The Harrington Lake estate is both the name of the official country retreat of the Prime Minister of Canada and of the land which surrounds it. It is located near Meech Lake where the Meech Lake Accord was negotiated in 1987 several kilometers northeast of Ottawa, in an area known as Gatineau Park, amidst the Gatineau Hills in Quebec. The estate is not open to the public, but the Mackenzie King Estate, the retreat of Prime Minister William Lyon Mackenzie King at Kingsmere, is a tourist attraction a few kilometers further south in the park.
The lake itself and the area around it are also referred to as Lac Mousseau. The name Harrington is thought to be a misspelling of Hetherington, the name of a family which settled in this area.
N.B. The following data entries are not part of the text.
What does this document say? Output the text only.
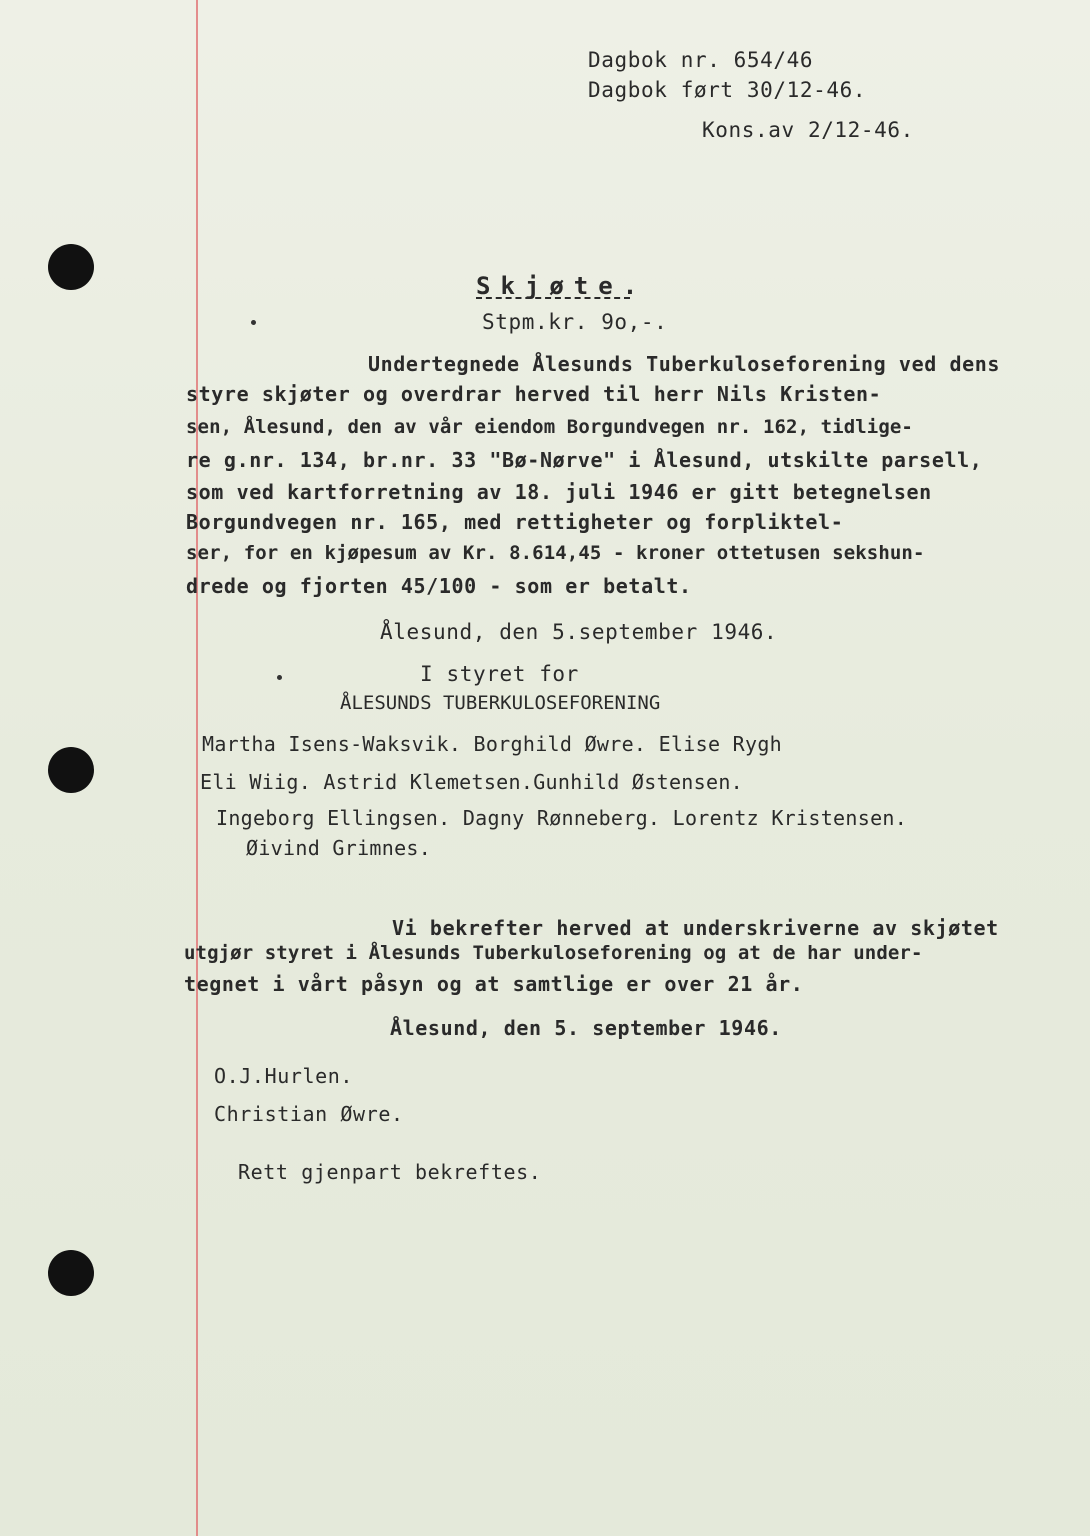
Dagbok nr. 654/46
Dagbok ført 30/12-46.
Kons.av 2/12-46.
Skjøte.
Stpm.kr. 9o,-.
Undertegnede Ålesunds Tuberkuloseforening ved dens
styre skjøter og overdrar herved til herr Nils Kristen-
sen, Ålesund, den av vår eiendom Borgundvegen nr. 162, tidlige-
re g.nr. 134, br.nr. 33 "Bø-Nørve" i Ålesund, utskilte parsell,
som ved kartforretning av 18. juli 1946 er gitt betegnelsen
Borgundvegen nr. 165, med rettigheter og forpliktel-
ser, for en kjøpesum av Kr. 8.614,45 - kroner ottetusen sekshun-
drede og fjorten 45/100 - som er betalt.
Ålesund, den 5.september 1946.
I styret for
ÅLESUNDS TUBERKULOSEFORENING
Martha Isens-Waksvik. Borghild Øwre. Elise Rygh
Eli Wiig. Astrid Klemetsen.Gunhild Østensen.
Ingeborg Ellingsen. Dagny Rønneberg. Lorentz Kristensen.
Øivind Grimnes.
Vi bekrefter herved at underskriverne av skjøtet
utgjør styret i Ålesunds Tuberkuloseforening og at de har under-
tegnet i vårt påsyn og at samtlige er over 21 år.
Ålesund, den 5. september 1946.
O.J.Hurlen.
Christian Øwre.
Rett gjenpart bekreftes.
The French name Mousseau comes from another early settler to the area, Louis Mousseau.
History
The lake and the property had been acquired by the Queen in Right of Canada in the 1950s, in order to build up preserves of natural areas around the capital. In 1959, supporters of Prime Minister John Diefenbaker suggested that he needed a quiet place to go fishing, not too far from Ottawa, and, later that year, Harrington Lake was chosen as the site for an official country residence for the Prime Minister. During the first prime ministership of Pierre Trudeau, his then-wife, Margaret, added a vegetable garden, which, according to Kim Campbell's autobiography Time and Chance, still provides the house with fresh produce.
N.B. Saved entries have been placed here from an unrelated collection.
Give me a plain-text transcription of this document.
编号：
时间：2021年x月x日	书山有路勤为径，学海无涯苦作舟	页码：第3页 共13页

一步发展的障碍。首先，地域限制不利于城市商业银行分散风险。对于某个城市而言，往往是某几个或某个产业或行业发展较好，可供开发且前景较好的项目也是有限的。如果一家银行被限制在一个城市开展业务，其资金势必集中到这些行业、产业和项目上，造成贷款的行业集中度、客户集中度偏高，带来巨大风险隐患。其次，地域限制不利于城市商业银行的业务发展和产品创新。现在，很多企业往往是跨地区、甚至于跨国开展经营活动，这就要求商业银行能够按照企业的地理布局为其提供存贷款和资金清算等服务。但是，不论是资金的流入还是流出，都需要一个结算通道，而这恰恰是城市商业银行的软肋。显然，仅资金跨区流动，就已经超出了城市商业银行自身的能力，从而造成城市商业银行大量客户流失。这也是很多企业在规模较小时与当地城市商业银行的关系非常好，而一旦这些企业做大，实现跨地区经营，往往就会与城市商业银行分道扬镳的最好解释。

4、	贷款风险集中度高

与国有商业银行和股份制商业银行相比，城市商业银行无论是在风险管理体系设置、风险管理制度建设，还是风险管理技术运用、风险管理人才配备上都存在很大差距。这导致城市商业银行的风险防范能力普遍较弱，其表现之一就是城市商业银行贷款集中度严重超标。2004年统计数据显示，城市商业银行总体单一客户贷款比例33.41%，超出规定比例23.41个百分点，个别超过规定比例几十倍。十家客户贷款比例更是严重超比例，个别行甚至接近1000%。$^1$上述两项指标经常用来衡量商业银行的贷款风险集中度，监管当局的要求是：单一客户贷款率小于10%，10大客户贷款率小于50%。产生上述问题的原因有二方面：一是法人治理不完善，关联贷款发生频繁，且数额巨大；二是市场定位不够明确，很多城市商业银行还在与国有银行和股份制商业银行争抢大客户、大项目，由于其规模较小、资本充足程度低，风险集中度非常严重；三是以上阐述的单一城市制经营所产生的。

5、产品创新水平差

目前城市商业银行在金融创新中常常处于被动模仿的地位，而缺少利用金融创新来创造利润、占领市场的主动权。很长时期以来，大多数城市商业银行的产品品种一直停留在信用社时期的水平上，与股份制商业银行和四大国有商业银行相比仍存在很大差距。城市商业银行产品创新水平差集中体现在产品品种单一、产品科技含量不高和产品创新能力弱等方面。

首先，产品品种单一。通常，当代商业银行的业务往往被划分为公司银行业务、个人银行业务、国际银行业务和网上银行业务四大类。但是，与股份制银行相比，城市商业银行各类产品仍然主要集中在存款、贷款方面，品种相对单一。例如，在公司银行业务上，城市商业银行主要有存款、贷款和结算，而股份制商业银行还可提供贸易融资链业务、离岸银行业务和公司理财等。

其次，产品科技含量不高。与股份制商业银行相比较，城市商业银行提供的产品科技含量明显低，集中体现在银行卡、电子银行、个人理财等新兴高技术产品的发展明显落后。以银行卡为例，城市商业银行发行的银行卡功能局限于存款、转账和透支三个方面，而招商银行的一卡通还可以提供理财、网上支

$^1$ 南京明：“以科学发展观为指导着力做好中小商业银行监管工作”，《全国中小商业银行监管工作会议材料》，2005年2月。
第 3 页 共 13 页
Campbell was also the only Prime Minister to have spent her entire term in office residing at Harrington Lake. Initially, Campbell took up residence at Harrington Lake so that her predecessor, Brian Mulroney, could continue to reside at 24 Sussex Drive until renovations on his new private residence in Montreal were completed. Once Mulroney vacated 24 Sussex, Campbell had not finished moving to that address before her party was defeated in the 1993 election, and the Governor General dismissed her as Prime Minister.